For food gourmands, Italy is a world-class destination. For centuries, Italian chefs have been making wondrous dishes from the simple ingredients plucked from the land or snagged from the sea.
But the chefs in many of your fine Italian food establishments are absolutely flummoxed by one breed of diner, the vegetarian. In much of central Italy, the chef's answer to the vegetarian menu is to serve lamb. And so, dining with a vegetarian in Italy is always an enormous sense of amusement for me, the unapologetic omnivore. Last month, I was at a wedding in the foothills of the Alps. I was seated at a table full of vegans. A perplexed wait staff decided the best thing to do was to send the entire table heaping plates of seafood all day. It was one of the happiest days of my life. At my next Italian wedding, I may try this vegan trick.
But if you are a vegeterian traveling through the inland, mountainous regions, you're out of luck. The only dish guaranteed to be senza carne is the dolce. This was the experience last weekend at Da Priori, a local favorite in the hilltop town of Monte San Martino. They specialise in gut-busting meals of pasta and meats cooked over wood. The portions are always Flintstone size. Luckily, for our vegan guest we were able to convince the kitchen to whip up a second round of their signature pasta, Pasta Ortica, a green tagliatelle dish made of Marchigiani weeds and nettles.

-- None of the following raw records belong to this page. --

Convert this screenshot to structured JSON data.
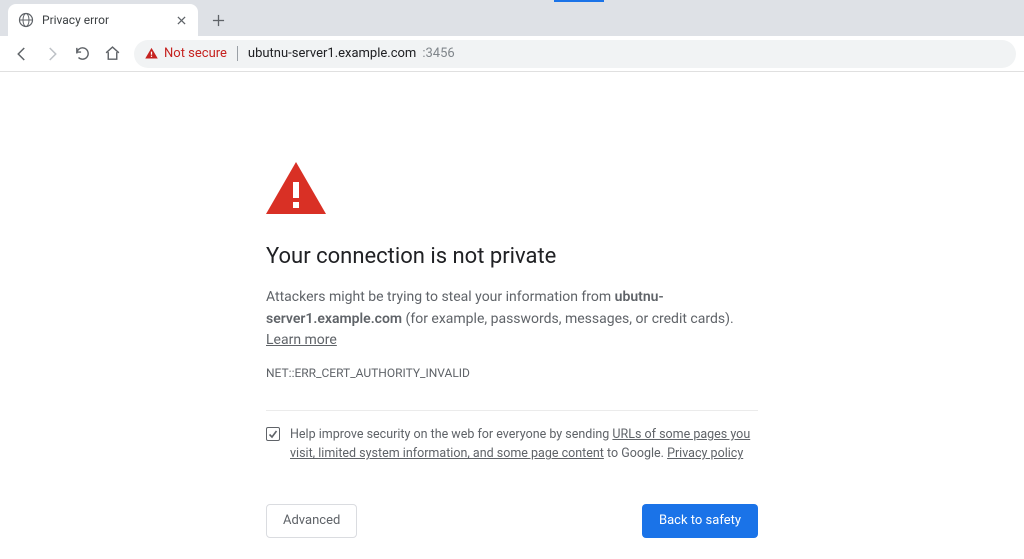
{
  "browser": {
    "tab_title": "Privacy error",
    "security_label": "Not secure",
    "url_host": "ubutnu-server1.example.com",
    "url_port": ":3456"
  },
  "page": {
    "heading": "Your connection is not private",
    "desc_prefix": "Attackers might be trying to steal your information from ",
    "desc_host": "ubutnu-server1.example.com",
    "desc_suffix": " (for example, passwords, messages, or credit cards). ",
    "learn_more": "Learn more",
    "error_code": "NET::ERR_CERT_AUTHORITY_INVALID",
    "opt_prefix": "Help improve security on the web for everyone by sending ",
    "opt_link1": "URLs of some pages you visit, limited system information, and some page content",
    "opt_mid": " to Google. ",
    "opt_link2": "Privacy policy",
    "btn_advanced": "Advanced",
    "btn_back": "Back to safety"
  }
}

But the sad fact for vegans is that much of central Italy's incredible cuisine is based on good old fashioned red meat. And thus, the vegan would either have to be spiritually converted on the spot or miss out on such delicacies as the stinco (leg of lamb), cinghiale (boar meet), rabbit, pigeon, deer and veal, not to mention the sausages, prosciutto, capocollo and porco. I'm getting hungry just thinking about it.